17 Doutant de l'interprétation à donner au droit communautaire, le Value Added Tax Tribunal, London, a sursis à statuer et a posé à la Cour les questions préjudicielles suivantes:
"1) Les bons de réduction
Dans le cas d'un fournisseur initial (' le fabricant') se trouvant dans la situation (décrite au point 4 de la décision provisoire) d'Elida Gibbs, c'est-à-dire lorsque:
a) ce fournisseur initial émet un bon de réduction, rachetable à un 'montant indiqué'(sur le bon) par le fabricant, ou à ses frais, au bénéfice du détaillant,
b) le bon, qui est remis à un client potentiel dans le cadre d'une campagne de promotion des ventes, est susceptible d'être accepté par le détaillant en paiement d'un article désigné,
c) le fabricant a vendu l'article désigné au 'prix de vente usine' soit directement au détaillant, soit à un grossiste, et que
d) le détaillant se fait remettre le bon par le client lors de la vente de l'article, le présente au fabricant et reçoit le montant indiqué,
la 'base d'imposition' est-elle égale au prix de vente du fabricant ou à ce même prix diminué du montant indiqué, les articles 11, A, paragraphe 1, sous a), et 11, C, paragraphe 1, étant correctement interprétés?
La réponse est-elle différente si le fabricant a d'abord livré les articles à un grossiste au lieu de les livrer directement à un détaillant?

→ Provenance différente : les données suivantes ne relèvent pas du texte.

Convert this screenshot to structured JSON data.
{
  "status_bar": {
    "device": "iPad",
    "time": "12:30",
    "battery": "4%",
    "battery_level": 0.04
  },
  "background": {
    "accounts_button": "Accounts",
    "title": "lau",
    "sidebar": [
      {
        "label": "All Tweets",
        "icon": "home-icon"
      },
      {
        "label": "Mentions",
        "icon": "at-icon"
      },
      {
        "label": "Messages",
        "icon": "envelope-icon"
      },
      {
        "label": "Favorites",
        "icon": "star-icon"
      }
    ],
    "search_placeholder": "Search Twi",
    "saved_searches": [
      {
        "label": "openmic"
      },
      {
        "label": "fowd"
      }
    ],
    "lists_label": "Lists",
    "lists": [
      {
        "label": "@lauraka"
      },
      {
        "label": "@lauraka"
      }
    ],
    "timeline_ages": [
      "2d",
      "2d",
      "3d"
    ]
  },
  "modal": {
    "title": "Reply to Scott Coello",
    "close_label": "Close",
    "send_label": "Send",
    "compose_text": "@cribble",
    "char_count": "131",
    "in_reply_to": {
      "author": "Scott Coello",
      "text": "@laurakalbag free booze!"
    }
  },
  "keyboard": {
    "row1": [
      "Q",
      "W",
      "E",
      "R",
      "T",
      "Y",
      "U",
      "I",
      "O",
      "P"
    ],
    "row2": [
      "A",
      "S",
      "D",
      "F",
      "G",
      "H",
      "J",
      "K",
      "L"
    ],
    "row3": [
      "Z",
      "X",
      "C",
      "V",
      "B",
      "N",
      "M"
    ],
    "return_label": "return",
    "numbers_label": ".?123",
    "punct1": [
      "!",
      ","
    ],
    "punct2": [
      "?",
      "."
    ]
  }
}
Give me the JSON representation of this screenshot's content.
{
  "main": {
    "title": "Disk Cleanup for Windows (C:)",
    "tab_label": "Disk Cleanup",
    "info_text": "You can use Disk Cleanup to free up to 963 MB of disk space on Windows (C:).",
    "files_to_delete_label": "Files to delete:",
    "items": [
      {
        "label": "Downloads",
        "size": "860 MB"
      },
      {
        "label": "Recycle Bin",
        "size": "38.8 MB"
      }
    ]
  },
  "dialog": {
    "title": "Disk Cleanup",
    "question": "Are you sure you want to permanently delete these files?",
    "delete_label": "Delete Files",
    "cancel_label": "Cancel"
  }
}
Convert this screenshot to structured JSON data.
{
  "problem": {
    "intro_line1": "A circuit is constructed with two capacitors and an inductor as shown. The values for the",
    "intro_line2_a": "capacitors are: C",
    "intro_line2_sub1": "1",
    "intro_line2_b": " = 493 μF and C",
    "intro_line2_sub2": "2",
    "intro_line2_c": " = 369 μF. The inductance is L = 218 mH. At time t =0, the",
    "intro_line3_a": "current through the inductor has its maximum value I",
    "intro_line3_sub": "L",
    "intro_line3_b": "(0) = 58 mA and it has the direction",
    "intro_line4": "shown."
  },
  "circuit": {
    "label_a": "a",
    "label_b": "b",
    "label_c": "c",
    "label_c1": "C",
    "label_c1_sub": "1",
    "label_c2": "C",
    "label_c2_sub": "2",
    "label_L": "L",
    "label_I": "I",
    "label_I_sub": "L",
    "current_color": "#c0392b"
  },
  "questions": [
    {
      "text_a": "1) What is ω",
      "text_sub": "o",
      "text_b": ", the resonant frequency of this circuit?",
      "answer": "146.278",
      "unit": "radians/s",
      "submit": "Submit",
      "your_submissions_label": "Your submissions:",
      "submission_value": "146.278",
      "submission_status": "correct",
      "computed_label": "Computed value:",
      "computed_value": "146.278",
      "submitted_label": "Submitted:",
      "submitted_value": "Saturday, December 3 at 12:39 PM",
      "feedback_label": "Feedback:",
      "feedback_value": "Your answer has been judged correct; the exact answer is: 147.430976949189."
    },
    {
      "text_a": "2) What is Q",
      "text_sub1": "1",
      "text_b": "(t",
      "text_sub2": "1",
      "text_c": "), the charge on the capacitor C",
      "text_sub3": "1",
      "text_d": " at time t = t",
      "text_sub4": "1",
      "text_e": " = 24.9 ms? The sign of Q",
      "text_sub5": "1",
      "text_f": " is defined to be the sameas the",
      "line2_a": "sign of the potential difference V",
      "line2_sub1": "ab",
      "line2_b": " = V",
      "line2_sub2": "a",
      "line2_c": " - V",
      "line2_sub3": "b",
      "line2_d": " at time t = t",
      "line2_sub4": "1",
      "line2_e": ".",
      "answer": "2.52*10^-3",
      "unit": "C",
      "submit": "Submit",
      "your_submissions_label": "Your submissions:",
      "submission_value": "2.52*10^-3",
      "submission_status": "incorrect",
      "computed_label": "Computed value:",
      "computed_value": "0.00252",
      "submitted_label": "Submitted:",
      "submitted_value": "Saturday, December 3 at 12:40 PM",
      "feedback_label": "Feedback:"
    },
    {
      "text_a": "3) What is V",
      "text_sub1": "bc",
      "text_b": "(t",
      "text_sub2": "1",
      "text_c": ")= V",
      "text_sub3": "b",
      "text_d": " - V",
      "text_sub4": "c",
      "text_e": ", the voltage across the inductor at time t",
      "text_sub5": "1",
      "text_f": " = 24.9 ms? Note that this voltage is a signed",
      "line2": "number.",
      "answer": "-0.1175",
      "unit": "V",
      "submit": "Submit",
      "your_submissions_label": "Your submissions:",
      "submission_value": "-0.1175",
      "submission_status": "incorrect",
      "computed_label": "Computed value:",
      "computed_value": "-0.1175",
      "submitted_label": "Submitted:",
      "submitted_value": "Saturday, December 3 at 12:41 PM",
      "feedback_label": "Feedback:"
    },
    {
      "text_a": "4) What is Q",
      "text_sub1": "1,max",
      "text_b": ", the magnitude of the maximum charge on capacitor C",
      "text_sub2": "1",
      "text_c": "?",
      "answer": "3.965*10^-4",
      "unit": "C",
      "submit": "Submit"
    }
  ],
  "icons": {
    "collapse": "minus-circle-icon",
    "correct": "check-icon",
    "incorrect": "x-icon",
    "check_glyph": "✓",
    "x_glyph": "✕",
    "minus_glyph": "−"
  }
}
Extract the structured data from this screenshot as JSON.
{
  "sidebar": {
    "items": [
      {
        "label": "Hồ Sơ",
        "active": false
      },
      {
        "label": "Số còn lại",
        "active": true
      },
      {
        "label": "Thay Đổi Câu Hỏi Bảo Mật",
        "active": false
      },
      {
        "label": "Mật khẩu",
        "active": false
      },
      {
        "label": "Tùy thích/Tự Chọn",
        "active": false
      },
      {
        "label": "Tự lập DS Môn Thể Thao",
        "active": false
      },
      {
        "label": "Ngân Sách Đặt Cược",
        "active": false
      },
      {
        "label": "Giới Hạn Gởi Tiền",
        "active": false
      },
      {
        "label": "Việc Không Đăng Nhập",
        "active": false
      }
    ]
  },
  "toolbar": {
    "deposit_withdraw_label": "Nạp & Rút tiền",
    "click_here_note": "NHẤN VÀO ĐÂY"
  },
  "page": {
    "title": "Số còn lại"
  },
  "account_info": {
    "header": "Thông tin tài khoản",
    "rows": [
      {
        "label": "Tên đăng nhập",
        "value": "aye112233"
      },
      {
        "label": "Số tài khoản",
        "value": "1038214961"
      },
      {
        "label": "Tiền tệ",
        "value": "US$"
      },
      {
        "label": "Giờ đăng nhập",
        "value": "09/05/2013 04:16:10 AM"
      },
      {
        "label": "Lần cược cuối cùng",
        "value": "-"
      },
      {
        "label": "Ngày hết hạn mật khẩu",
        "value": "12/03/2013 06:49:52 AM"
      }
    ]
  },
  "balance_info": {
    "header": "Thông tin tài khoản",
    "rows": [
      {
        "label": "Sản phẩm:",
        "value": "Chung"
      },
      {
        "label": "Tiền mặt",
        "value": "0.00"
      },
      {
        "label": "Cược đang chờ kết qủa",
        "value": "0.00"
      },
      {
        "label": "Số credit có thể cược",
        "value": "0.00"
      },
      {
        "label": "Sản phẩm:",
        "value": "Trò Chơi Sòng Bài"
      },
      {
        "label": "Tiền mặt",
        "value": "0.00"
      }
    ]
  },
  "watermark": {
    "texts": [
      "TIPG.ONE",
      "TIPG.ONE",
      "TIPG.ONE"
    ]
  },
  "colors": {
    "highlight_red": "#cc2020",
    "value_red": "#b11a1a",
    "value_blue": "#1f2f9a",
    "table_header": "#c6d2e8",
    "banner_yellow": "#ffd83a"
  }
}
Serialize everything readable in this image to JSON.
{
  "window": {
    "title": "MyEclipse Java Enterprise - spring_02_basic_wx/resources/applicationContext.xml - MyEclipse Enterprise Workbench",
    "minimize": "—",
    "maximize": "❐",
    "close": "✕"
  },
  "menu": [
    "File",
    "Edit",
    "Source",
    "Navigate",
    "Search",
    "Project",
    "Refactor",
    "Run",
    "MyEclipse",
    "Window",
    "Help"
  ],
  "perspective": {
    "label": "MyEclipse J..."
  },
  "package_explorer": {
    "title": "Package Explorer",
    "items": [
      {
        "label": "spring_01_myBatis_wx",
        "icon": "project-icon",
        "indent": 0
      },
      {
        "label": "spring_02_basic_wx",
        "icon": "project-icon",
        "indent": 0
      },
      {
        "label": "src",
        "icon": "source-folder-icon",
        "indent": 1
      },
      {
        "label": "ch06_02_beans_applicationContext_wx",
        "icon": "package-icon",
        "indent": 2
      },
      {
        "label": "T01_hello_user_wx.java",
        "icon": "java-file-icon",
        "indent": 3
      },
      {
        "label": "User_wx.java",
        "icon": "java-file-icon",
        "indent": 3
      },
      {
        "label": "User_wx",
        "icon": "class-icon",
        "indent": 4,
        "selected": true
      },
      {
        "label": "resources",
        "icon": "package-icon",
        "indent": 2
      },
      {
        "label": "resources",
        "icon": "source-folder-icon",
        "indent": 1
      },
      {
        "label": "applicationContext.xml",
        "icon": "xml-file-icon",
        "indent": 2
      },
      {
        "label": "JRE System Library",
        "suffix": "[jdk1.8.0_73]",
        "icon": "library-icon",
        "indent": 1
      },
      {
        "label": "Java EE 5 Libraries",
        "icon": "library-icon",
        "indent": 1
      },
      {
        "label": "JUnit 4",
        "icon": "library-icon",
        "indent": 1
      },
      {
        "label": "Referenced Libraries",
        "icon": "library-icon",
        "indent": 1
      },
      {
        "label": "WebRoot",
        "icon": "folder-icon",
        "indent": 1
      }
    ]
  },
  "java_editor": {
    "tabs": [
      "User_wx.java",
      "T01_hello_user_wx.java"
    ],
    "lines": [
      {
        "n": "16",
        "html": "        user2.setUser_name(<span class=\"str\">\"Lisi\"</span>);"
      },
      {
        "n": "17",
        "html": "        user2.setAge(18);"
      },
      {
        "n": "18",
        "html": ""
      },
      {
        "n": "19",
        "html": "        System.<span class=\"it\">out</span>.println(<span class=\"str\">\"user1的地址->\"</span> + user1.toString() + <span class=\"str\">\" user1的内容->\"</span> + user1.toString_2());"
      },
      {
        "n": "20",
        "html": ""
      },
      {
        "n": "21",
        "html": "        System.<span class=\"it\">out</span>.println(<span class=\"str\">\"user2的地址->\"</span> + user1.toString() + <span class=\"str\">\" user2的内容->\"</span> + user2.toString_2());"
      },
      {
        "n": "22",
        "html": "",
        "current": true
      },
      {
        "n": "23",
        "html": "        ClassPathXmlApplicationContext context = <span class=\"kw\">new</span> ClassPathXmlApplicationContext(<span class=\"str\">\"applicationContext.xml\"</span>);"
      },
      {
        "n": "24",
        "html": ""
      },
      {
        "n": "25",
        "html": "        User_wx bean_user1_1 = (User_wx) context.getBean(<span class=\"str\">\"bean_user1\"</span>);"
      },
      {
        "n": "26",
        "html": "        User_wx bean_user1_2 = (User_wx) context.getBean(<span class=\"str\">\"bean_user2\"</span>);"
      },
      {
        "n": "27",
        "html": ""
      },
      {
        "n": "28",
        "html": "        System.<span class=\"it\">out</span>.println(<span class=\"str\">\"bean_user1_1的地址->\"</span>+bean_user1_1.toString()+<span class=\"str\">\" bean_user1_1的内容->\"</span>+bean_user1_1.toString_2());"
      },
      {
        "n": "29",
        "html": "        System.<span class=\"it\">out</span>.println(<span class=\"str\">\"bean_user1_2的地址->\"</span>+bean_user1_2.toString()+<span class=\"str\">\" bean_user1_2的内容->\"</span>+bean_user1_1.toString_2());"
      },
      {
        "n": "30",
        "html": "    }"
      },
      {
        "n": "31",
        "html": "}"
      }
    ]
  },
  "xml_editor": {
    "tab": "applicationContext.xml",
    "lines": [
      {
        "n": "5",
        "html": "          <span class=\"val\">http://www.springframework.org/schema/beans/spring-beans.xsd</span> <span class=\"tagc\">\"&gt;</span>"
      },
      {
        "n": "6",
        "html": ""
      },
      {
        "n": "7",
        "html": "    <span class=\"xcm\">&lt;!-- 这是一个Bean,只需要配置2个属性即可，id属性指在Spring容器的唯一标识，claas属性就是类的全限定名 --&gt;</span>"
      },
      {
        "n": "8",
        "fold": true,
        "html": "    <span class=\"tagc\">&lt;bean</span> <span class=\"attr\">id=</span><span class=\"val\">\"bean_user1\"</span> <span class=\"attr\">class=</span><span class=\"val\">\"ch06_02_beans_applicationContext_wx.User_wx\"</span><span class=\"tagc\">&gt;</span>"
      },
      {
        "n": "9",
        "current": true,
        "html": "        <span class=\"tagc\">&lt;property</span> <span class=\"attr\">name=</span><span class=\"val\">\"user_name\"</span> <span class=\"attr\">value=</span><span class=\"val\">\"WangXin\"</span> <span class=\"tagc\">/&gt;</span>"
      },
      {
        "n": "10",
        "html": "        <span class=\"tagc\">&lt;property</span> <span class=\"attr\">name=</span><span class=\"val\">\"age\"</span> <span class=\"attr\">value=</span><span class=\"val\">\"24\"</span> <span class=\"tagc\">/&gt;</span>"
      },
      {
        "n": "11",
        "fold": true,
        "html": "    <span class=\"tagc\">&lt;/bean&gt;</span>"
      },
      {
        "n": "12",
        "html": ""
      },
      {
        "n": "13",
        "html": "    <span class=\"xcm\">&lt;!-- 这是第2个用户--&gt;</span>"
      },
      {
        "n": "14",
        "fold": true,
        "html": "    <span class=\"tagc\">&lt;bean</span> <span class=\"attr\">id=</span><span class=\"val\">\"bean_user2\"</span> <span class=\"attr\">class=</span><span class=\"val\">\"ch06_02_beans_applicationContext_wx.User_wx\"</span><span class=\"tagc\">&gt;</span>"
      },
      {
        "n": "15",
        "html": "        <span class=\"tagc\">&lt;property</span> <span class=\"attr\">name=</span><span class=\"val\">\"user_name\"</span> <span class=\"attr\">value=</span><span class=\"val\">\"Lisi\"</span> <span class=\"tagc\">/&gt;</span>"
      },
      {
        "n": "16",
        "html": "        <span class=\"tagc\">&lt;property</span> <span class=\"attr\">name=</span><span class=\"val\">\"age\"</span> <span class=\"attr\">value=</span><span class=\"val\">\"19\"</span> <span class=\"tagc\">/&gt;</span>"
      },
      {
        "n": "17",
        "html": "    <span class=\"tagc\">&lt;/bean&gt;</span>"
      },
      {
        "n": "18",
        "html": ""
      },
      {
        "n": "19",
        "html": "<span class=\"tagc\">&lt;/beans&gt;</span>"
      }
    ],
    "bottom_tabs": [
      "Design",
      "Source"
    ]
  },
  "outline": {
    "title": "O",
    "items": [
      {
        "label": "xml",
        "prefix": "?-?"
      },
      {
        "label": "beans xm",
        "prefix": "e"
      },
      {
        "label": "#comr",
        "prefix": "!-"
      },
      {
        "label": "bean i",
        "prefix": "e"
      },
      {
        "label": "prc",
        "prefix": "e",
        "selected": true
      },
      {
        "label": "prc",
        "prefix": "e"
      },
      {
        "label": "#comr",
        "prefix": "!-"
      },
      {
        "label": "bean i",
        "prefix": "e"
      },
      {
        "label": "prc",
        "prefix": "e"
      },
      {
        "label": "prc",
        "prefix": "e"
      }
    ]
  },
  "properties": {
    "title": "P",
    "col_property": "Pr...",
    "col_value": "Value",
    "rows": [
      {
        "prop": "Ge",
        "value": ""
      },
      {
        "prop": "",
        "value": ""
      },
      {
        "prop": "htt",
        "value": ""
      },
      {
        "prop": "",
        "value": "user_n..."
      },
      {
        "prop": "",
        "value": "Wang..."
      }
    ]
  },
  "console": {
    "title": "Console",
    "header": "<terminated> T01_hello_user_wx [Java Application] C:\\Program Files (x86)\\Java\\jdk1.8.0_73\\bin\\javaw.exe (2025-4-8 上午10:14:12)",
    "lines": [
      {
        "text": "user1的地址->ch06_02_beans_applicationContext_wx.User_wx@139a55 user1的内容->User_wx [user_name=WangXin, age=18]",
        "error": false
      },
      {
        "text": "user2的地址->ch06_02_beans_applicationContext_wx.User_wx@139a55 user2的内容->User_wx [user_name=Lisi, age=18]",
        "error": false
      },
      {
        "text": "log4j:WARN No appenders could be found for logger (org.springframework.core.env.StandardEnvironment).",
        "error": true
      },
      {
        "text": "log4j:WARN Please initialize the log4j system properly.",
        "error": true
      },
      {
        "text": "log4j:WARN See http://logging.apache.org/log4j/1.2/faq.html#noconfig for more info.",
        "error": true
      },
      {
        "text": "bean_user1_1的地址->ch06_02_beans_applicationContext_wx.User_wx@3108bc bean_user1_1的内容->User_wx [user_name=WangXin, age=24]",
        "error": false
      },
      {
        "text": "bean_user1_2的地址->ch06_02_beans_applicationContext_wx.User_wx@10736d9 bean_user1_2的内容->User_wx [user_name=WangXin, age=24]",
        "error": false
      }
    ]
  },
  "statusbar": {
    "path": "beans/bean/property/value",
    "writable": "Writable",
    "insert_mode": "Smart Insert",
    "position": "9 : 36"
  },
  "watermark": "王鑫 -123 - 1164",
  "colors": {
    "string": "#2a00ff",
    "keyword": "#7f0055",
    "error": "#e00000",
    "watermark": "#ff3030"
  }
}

2) Les bons de remboursement
Dans le cas d'un fournisseur initial (' le fabricant') se trouvant dans la situation (décrite au point 4 de la décision provisoire) d'Elida Gibbs, c'est-à-dire lorsque:
a) dans le cadre d'un plan de promotion, le fournisseur initial (le 'fabricant') vend des articles au 'prix de vente usine' soit directement au détaillant, soit à un grossiste,
b) un bon de remboursement d'un 'montant indiqué', imprimé sur l'emballage de ces articles, donne au client, s'il justifie de l'achat de l'un de ces articles et satisfait aux autres conditions mentionnées sur le bon, le droit de le présenter au fabricant et de recevoir en échange le montant indiqué, et que
c) un client achète un tel article à un détaillant, présente le bon au fabricant et reçoit le prix indiqué,
la 'base d'imposition' est-elle égale au prix de vente du fabricant ou à ce même prix diminué du montant indiqué, les articles 11, A, paragraphe 1, sous a), et 11, C, paragraphe 1, étant correctement interprétés?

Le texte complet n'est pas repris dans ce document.